How to Implement Changes in Your Game

It’s one thing to take a look at your game and figure out what changes you need to make, but it’s quite another to actually implement those changes effectively. Many people stumble during the process – they know what it is they need to change, but trying to change it does more harm than good. They take one step forward, and two steps back, and they end up worse off than where they started.

Is there a way out of this cycle? Of course – it’s just a matter of knowing where to focus, and avoiding the cognitive dissonance and ‘fuzzy logic’ that can come with being trapped between two schools of thought. Here are a few pointers to help you structure your learning and ensure that your game maintains its forward momentum.

“Don’t rush the process, trust the process”

This is a phrase often used by well-known motivational speaker Eric Thomas, and it’s particularly relevant to poker. With our constant struggle as poker players not to be results-oriented, must also come a corresponding focus towards the process by which we expect to achieve results. If we stay attentive to doing the right things, we’ll get the right results.

However, when you’re trying to change the things you’re doing, you can’t change them all at once. You can’t work on improving your three-bet bluffing at the same time as also working on your river check-raises and your turn calls – it’s too many things to think about, and you won’t be able to isolate the results to figure out if you’re actually doing any better with one thing since you’ve changed all the others. Changing one thing and keeping others the same is the only way to truly work out what’s producing positive effects and what isn’t.

Changing too many things at once is often what leads to cognitive dissonance (i.e. holding two conflicting beliefs at the same time) – you might be studying game theory and telling yourself you need to make a river call because you have the top of your range, but you’re also working on learning to make bigger folds in important spots, so which takes precedence? Do you ‘need to call’ or ‘need to fold’? Tough to decide.

Start preflop and move on from there

Keeping in mind that we’ve established the need to focus on changing one thing at a time, we obviously have to pick the right things to focus on. Everyone wants to learn how to make ‘sick’ river bluffs and hero calls in big pots, but these skills aren’t going to be necessary any more than once or twice a session if you’re lucky. If you’re going to pick one thing to focus on to start with, it should first be an aspect of your preflop game.

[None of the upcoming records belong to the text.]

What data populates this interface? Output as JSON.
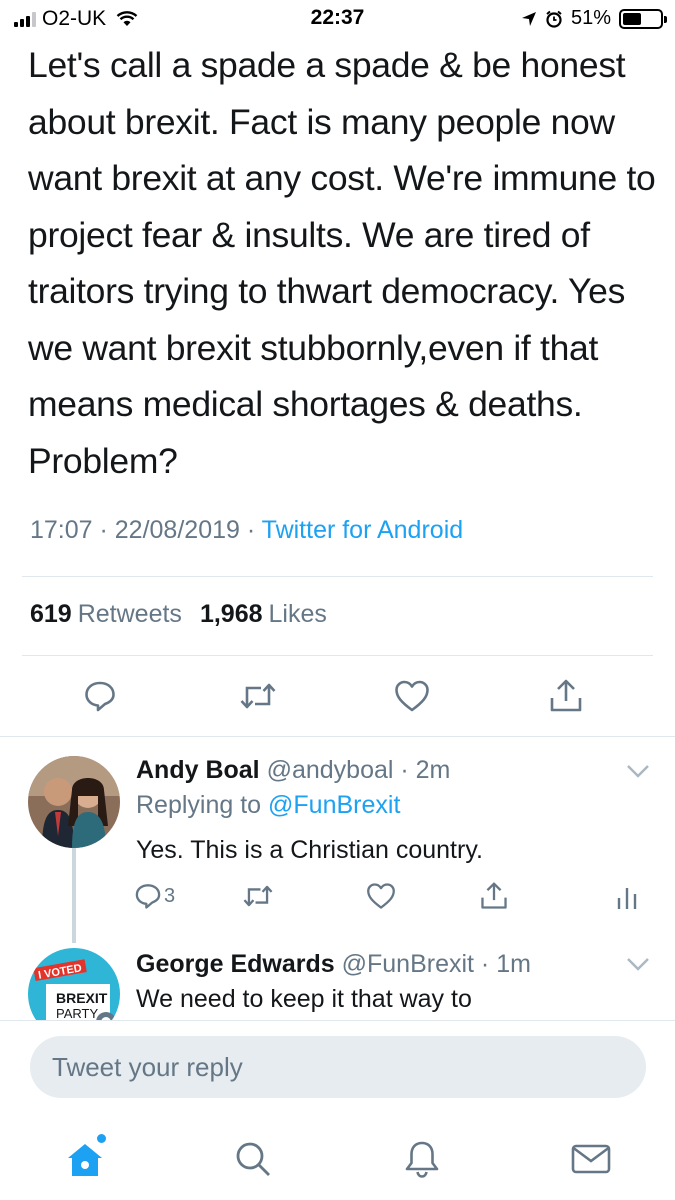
{
  "status_bar": {
    "carrier": "O2-UK",
    "time": "22:37",
    "battery": "51%",
    "battery_level": 0.51
  },
  "tweet": {
    "text": "Let's call a spade a spade & be honest about brexit. Fact is many people now want brexit at any cost. We're immune to project fear & insults. We are tired of traitors trying to thwart democracy. Yes we want brexit stubbornly,even if that means medical shortages & deaths. Problem?",
    "timestamp": "17:07 · 22/08/2019 · ",
    "source": "Twitter for Android",
    "retweet_count": "619",
    "retweet_label": "Retweets",
    "like_count": "1,968",
    "like_label": "Likes"
  },
  "replies": [
    {
      "name": "Andy Boal",
      "handle": "@andyboal · 2m",
      "replying_prefix": "Replying to ",
      "replying_to": "@FunBrexit",
      "text": "Yes. This is a Christian country.",
      "reply_count": "3"
    },
    {
      "name": "George Edwards",
      "handle": "@FunBrexit · 1m",
      "text": "We need to keep it that way to",
      "avatar_badge_top": "I VOTED",
      "avatar_badge_mid": "BREXIT",
      "avatar_badge_bot": "PARTY"
    }
  ],
  "compose": {
    "placeholder": "Tweet your reply"
  },
  "colors": {
    "accent": "#1da1f2",
    "text": "#14171a",
    "muted": "#657786",
    "divider": "#e1e8ed"
  },
  "icons": [
    "reply-icon",
    "retweet-icon",
    "like-icon",
    "share-icon",
    "analytics-icon",
    "chevron-down-icon",
    "home-icon",
    "search-icon",
    "notifications-icon",
    "messages-icon"
  ]
}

A positive change to your preflop game will manifest itself across every hand you ever play – after all, every hand has a preflop stage to it, while very few hands go all the way to the river. If you’re not sure where to start, stick with what will be the most useful, which will always be preflop. Similarly, if you’re a tournament player, start with your short-stack game – if you can’t make good push-fold decisions when you’re 10bb effective, you’re going to struggle to construct appropriate river bluffing ranges in 50bb+ pots, and short-stack play is a part of every MTT you’ll ever play. Even the worst-structured live tournament you can find features a lot of short-stacked play, while only the high-buyin, well-structured events will allow you to play 100+bb deep post-ante.

Track, evaluate and adapt regularly

Finally, the only way to know whether the changes you’re implementing are actually producing positive effects, is to track your progress using whatever metrics are available to you. This will be significantly easier if you’re an online player using HM2 or PT4, since you can simply track your win rate over an appropriate sample of hands. For live players, it’ll take a little longer to measure results, and you won’t have such a specific set of statistics, but it can still be done.

Regardless of the games you’re playing and the format you choose, if you’re not regularly evaluating to make sure your graph is trending upwards, you might be convincing yourself things are better than they really are. You might be telling yourself that your new, more aggressive approach to three-betting is really paying off, or that your river bluffs are getting through more often, when the reality might be the exact opposite. If you do discover things aren’t shaping up the way you like, then simply react, adapt, and make a new change. You don’t control the results, but you do control your decisions, and you also control how you manage your decision-making process.